Most umbrella fund trustees believe they are not even obliged to ensure you receive proper advice when it comes to investment choices. I think this is something you will be able to challenge with the Pension Funds Adjudicator and in court (in suing the trustees) if your reasonable expectations are not met.

It is a very tricky situation. Some sponsoring companies are trying to structure umbrella funds to give you, the member, as much protection as possible. But others still regard umbrella funds as another cash cow to milk, in the same way they milked investment-linked living annuities.

It is imperative that the issue of umbrella fund governance is placed high on the agendas of the government-initiated retirement fund trustee conference in September and the annual convention of the Institute of Retirement Funds a few days later.

In the meantime, if your employer is considering taking you into an umbrella fund, make sure you are fully involved in the process. If you are already a member of an umbrella fund, make sure your employer establishes a joint member/employer committee which takes all the decisions affecting the fund.

Definition

An umbrella retirement fund enables the employees of the fund's many different "participating employers" to belong to a single retirement fund.

Some umbrella funds are restricted to employees of particular industries or trade unions, while others are open to any group of employers/employees.

Most umbrella funds are sponsored or administered by a financial services company, mainly life assurance companies.

In the case of open umbrella funds, the employer decides whether employees' membership is voluntary or compulsory.

- For more information about KPMG's booklet, please contact Palesa Moloi on (011) 647 7394 or email [email protected]

Trustees of umbrella fund face criminal charges

Retirement fund trustees who do not do their job properly are increasingly likely to face criminal and/or civil action.

This week the Financial Services Board announced that trustees and other officers of a number of umbrella funds are to face criminal charges, while criminal and civil charges are still being investigated against trustees of some other funds which have lost millions of rands as a result of dubious activity and unwise investment decisions.

The trustees, including Stuart Deel-Smith, and other officers who face prosecution, were all involved with five umbrella pension funds that suffered losses of more than R18 million and are being liquidated.
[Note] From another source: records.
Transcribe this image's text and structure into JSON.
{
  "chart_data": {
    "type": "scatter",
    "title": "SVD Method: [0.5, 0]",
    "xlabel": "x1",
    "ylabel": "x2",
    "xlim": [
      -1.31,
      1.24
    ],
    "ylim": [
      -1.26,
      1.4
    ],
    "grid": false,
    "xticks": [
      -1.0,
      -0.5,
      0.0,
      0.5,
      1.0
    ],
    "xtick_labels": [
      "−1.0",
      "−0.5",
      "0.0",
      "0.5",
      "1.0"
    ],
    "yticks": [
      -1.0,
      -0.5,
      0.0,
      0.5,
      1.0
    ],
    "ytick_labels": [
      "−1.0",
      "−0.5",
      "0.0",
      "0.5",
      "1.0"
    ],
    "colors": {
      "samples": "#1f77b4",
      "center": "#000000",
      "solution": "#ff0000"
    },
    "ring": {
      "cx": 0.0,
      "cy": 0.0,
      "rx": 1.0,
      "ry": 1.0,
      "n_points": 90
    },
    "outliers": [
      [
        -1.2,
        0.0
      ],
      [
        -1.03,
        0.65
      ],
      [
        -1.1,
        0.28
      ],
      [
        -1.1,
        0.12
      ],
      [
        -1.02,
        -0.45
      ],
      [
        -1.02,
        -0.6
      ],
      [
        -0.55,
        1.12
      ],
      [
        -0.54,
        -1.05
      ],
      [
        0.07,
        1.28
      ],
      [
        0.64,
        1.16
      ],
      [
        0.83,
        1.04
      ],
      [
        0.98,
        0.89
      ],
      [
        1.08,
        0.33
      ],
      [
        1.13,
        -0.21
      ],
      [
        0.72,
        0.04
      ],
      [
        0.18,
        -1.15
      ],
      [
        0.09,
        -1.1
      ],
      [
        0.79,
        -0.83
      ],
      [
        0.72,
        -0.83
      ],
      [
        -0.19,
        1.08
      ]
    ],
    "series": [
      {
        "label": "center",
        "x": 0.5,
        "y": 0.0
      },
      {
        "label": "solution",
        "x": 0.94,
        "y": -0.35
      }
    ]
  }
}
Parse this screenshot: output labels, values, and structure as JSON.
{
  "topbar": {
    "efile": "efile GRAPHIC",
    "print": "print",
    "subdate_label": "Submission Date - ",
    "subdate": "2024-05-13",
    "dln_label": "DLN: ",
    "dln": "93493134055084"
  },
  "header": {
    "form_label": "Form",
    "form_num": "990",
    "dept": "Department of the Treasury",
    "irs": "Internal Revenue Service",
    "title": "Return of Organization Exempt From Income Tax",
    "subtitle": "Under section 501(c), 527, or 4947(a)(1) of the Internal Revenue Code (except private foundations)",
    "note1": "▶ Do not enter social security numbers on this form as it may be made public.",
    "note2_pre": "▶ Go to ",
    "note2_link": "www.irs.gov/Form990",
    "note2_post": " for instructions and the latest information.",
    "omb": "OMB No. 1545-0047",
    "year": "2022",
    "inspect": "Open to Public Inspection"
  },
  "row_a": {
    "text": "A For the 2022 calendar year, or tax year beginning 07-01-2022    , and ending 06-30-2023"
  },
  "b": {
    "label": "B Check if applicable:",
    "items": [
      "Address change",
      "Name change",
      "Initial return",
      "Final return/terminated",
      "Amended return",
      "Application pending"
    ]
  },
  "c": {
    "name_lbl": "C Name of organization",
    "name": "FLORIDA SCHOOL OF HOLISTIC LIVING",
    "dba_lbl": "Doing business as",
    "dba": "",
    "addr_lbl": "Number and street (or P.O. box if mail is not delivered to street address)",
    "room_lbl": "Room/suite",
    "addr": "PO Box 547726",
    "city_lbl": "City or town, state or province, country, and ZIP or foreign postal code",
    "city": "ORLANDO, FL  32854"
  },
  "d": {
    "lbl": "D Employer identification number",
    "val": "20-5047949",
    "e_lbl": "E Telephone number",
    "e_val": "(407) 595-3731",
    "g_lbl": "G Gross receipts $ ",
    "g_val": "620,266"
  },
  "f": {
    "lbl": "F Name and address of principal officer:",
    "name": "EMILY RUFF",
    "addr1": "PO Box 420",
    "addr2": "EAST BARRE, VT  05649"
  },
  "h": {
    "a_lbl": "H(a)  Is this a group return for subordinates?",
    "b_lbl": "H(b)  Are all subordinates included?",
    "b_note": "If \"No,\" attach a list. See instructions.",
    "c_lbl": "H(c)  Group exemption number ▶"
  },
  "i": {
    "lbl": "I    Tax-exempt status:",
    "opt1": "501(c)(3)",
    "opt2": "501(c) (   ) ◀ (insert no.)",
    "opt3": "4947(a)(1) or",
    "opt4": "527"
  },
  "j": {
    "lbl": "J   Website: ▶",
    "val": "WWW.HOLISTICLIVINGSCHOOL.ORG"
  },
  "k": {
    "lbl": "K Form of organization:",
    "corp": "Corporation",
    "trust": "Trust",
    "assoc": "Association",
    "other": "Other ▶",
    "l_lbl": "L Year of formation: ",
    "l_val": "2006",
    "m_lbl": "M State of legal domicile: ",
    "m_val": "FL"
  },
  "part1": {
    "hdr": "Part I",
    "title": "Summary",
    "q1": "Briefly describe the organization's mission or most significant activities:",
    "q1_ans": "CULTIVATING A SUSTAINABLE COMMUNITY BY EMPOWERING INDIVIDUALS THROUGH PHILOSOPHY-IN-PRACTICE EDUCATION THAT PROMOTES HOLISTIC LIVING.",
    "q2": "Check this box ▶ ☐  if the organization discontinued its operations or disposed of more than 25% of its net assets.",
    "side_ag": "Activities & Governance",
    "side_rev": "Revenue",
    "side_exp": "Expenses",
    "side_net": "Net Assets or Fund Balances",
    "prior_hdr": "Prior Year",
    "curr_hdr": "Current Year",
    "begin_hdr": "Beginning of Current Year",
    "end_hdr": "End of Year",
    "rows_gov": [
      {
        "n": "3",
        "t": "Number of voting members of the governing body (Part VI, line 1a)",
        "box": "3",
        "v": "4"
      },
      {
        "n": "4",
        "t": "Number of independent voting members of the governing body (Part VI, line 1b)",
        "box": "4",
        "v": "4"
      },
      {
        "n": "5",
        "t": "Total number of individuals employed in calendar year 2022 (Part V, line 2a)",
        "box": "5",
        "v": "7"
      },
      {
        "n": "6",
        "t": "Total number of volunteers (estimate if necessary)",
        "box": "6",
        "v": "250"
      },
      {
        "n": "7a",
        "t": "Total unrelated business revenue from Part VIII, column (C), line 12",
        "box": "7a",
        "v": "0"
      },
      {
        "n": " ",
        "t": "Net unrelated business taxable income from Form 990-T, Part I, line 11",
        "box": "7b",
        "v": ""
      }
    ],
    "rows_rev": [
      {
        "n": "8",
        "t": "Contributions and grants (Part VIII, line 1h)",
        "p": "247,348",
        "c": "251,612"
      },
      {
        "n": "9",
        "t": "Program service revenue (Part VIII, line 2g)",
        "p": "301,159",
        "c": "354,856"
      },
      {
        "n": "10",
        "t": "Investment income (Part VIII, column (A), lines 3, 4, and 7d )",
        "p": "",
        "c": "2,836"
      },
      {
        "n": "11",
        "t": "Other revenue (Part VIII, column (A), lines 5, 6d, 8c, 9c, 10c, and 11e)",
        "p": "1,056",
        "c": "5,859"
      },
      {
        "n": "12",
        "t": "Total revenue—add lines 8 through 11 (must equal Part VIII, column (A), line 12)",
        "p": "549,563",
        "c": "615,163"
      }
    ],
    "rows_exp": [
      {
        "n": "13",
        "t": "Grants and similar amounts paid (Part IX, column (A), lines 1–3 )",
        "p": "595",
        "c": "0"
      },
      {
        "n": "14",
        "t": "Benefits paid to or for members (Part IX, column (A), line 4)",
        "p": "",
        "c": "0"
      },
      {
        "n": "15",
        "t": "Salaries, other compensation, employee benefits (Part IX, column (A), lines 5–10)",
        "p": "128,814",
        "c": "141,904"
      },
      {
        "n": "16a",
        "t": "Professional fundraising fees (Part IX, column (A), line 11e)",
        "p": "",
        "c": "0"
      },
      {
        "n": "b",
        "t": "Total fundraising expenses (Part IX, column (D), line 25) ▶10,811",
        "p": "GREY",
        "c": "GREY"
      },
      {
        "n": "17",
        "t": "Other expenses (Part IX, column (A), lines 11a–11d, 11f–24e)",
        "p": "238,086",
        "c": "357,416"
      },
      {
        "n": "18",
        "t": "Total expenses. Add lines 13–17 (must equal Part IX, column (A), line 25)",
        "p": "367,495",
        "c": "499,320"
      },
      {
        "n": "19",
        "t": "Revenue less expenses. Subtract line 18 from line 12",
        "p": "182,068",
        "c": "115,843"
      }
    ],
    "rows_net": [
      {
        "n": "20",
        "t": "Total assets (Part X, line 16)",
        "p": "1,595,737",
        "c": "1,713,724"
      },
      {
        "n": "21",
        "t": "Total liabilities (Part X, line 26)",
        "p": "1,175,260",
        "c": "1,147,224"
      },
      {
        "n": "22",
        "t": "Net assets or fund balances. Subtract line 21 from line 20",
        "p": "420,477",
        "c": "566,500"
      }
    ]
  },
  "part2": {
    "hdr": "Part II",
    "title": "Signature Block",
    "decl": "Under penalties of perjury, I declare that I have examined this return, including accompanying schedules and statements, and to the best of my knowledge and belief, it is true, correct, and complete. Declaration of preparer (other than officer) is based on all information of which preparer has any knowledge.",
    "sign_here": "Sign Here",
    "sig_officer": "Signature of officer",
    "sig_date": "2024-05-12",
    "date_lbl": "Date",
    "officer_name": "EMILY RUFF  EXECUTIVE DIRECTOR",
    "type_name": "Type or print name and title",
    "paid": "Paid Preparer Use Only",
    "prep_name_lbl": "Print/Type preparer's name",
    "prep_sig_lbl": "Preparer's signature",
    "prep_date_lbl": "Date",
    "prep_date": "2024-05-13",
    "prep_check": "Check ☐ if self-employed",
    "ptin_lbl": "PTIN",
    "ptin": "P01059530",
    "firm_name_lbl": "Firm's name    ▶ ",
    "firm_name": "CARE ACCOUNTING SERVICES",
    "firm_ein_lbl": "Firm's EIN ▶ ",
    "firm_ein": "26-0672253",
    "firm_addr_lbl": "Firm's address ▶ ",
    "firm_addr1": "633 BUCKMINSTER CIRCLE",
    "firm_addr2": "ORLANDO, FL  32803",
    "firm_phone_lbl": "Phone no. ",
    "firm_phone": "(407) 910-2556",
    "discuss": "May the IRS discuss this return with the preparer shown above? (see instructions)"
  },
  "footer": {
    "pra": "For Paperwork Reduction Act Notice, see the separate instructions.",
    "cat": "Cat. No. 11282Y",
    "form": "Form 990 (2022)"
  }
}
The funds being liquidated are: Small and Medium Enterprise Independent Preservation Pension Fund; Small and Medium Enterprise Independent Pension Fund; Small and Medium Enterprise Independent Provident Fund; Small and Medium Enterprise Independent Retirement Annuity Fund, and Small and Medium Enterprise Independent Preservation Provident Fund.

The funds were administered by two of Deel-Smith's companies, Benefit Administrators and Deel-Smith & Company. Deel-Smith & Company was not registered as an investment manager as is required in terms of the Pension Funds Act.

Many of the 350 members of the funds, after a lifetime of saving for their retirement, are now destitute. Assets remaining in the funds amount to less than R1.5 million.